Pari réussi pour Sodemi Tennis de Table .Dans le cadre de l’exécution de son programme d’activités 2020, le club a organisé son 4ème Open de la saison 2020, le samedi 14 novembre 2020, au gymnase de la Sodemi à Cocody. Ce quatrième open a vu la participation de  huit (08) clubs à savoir  Ettk,  Asttcp, Csitt,  Cfkttc, Hcc de Yopougon, Divo Tennis de Table, Sodemi Tennis de Table. Au programme de ce tournoi Open, 06 tableaux qui ont permis aux pongistes de montrer l’immensité de leurs talents. Dans le tableau U11, Vanié Odilon de Ettk  a battu  (3-sets 2), Sangaré Ibrahim de HCC de Yopougon.  Dans le Tableau U14 Filles, Ketura Milan de Csitt a battu (3 sets 0) Zahoui Nana du même club.

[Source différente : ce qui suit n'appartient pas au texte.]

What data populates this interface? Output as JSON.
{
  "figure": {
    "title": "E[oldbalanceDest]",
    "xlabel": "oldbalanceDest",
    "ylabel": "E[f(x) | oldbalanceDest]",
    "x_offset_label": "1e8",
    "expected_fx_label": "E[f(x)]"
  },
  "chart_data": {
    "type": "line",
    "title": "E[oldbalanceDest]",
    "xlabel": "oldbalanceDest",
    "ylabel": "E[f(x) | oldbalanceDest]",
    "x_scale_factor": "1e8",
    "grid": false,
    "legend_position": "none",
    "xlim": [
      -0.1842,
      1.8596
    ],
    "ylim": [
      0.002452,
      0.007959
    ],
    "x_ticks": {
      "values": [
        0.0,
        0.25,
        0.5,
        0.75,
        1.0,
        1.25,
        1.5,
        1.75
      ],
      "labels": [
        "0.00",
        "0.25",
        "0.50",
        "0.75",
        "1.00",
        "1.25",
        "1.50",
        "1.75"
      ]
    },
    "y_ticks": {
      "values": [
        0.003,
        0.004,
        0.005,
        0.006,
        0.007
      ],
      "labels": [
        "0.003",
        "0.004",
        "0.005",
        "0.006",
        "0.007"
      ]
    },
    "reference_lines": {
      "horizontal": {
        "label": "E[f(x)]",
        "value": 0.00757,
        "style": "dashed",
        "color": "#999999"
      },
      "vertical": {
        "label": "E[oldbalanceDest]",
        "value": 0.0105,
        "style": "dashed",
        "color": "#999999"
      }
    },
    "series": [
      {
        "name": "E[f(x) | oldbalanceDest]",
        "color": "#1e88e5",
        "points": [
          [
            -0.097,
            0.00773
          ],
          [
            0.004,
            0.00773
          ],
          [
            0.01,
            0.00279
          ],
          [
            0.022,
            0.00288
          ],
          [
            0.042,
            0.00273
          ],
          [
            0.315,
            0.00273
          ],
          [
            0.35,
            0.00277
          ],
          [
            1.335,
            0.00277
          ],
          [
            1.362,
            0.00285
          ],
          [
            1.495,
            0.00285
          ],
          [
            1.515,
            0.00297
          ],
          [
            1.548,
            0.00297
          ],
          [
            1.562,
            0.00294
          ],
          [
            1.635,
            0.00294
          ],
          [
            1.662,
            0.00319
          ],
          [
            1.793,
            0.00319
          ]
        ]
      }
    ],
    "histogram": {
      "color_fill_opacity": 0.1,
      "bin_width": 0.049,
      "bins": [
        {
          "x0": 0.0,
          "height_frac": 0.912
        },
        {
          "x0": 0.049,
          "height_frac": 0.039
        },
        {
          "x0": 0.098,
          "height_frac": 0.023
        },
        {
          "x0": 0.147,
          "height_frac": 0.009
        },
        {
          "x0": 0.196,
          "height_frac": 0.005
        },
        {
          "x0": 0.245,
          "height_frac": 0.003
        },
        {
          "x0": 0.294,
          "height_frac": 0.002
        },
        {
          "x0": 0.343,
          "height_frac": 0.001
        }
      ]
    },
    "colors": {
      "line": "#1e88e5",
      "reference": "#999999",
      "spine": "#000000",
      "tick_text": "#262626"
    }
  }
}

Chez les U14 garçons,  Séry Ange de Ettk a eu raison   (3 sets 2)  de Bayala Jean-Pierre de SODEMI Tennis de table   Chez les Seniors Dames,  Leba Mireille de Sodemi Tennis Table  qui multiplie les belles performances a, sans surprise,  défait sa coéquipière en club   Soraya Kiabou, qui a plié l’échine (3 sets 0). Chez les hommes, Kouakou Coba de CFKTTC  a disposé de Kouassi Ange de Sodemi Tennis de Table qui s’est incliné  3 sets 0. Chez les vétérans  NZI Patrice de Sodemi Tennis de Table  s’est imposé 3 sets 2  face à  Lawson Galla du même club. A l’issue du tournoi, le Président de Sodemi Tennis de Table,  Kouadjo Yao Thiery a  remercié  tous les clubs et pongistes qui ont effectué le déplacement au gymnase de la Sodemi pour la réussite de ce 4ème Open, en dépit de quelques incompréhensions.  Au service du tennis de table ivoirien, Sodemi Tennis de Table entend prendre toute sa place pour œuvrer au développement de cette discipline et de la jeunesse en général. Après le succès de cette 4ème  compétition  de la saison 2020,   rendez-vous  est pris pour le mois prochain avec en ligne de mire u le prochain  Open qui sera suivi des Top 8 Ivoire 2020 par catégorie.